Кинуться за Галиной, вернуть, напоить чаем! Сходить с ней в зоопарк, в кино. Погладить по выцветшей седине. Щиплет в носу и в глазах, а сил встать и вернуть Галину нет.

Иван запер входную дверь, вернулся.

– Может, не нужно отпускать её? Покормить, что ли?

– Позови, приведи, – попросила Марья.

Иван вернулся один.

– Говорит, спешит, опаздывает, ждут её – говорит.

Они долго молчат. Не смотрят друг на друга.

– Давай, Ваня, чай пить, не зря же я пекла пирог?! – наконец приходит в себя Марья, включает в сеть чайник.

Мама любила с ними пить чай. Прибегут они с гулянья, а мама – первые слова: «Ребятки, чай пить. Я испекла шанежки, или – оладьи с изюмом, или нажарила хлеба с сыром». Любила варенье – яблоки с орехами.

Сегодня мамин день. А они опять от мамы унеслись на целую вечность.

– Хочу думать только о маме, а никак не получается. Мама жила для нас. И людям много помогала. Помнишь, Лёсе нашла какого-то знаменитого врача! А мы, а я занята только собой. Вот Галину осудила, а ведь у неё беда. Сталин держал всех в узде. Нищие, вкалывали по совести. И им благополучия захотелось. Кто виноват в том, что Галина так изменилась? У мамы своя тайна. Не может нормальный человек добровольно взять и уничтожить свой талант в мелких ролях, не может терпеть нелюбовь и измены!

– Ты говоришь, надо смотреть сверху и нельзя без философского осмысления мира браться за перо. – Голос Ивана тревожен. – Разве не задача писателя просто описать то, что видишь? Вот твоя Галина. Зачем тут нужна философия? Захотела пожить человеком, а не умеет. Вот в чём драма.
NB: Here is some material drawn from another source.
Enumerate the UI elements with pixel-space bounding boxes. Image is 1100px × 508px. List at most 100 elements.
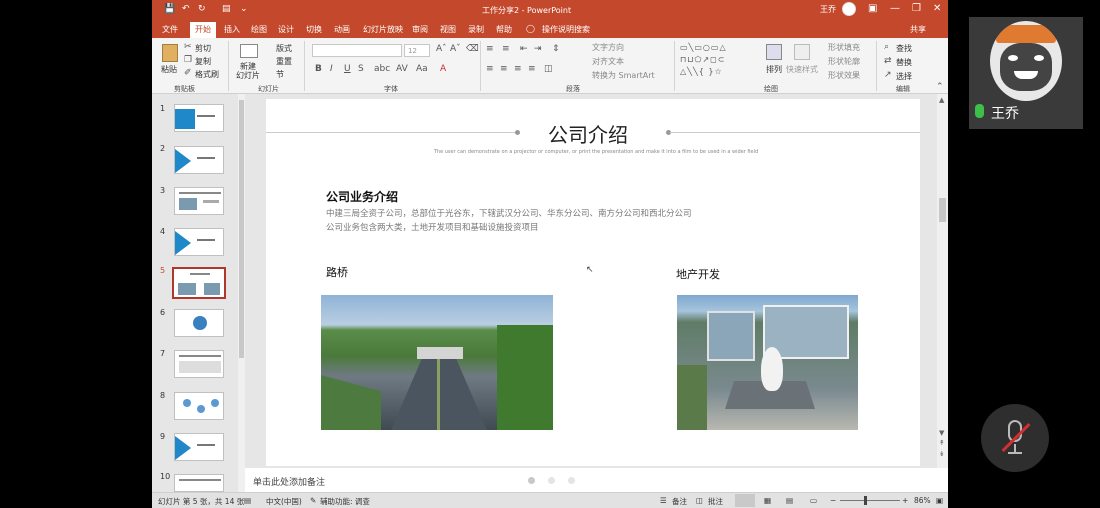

Марья ставит на стол сахар, пирог, чашки. Улыбается, а в горле першит. С ней – Иван. Не мог он за несколько лет растерять их общую душу. Он ходит по её комнате, и большая комната кажется маленькой: подставляет ему острые углы вещей. Иван – очень большой. Распахнёт руки, и вся комната в них уместится. До десятого класса был плюгашом, с неё ростом, и злился, и хватался то за штангу, то за гири, то лез на перекладину, то прыгал по сто раз в минуту, а в десятом на две головы перерос.

– Я не умею обобщать и увидеть произведение целиком. Я не могу сверху, я не умею анализировать.

Как с Галины смылась краска, так с Ивана смылись блёстки модного костюма, рубашка намокла под мышками, галстук повис мятой лентой на стуле. Иван сейчас тычется, как кутёнок, в вещи и в стенки, без новых машин, без престижной жены, без славы. Марья режет пирог, протирает полотенцем чашки, боится неосторожным словом или движением прервать его откровения:

– Я был уверен, человек должен жить хорошо, один раз живёт, но с некоторых пор во Мне дискомфортно. Все хвалят меня, а я чувствую: делаю что-то не то. Бывают минуты, когда я не могу ухватить себя. Пытаюсь понять, когда, что во мне изменилось, почему я не я, и не могу. Понимаешь?

Щиплет глаза, она бессмысленно переставляет предметы на столе.

«Женился не на той», «растранжирил талант», «не чувствуешь чужой боли», «предал Алёнку»…

Риторика. Нравоучение.

Не слова нужны Ване.

2

Алёнка нужна сейчас, со своей чуткостью к чужой беде, со своим всепрощением, тощая, глазастая, напряжённая. Войди она сейчас в комнату, она, как Герда сердце Кая, растопила бы Ванино сердце, повернула бы его мысли к позабытым сюжетам, к людям. Алёнка всё знает без риторики: ранним своим сиротством, повисшим над пропастью дедом, смертью единственных во всю жизнь друзей, своим одиночеством.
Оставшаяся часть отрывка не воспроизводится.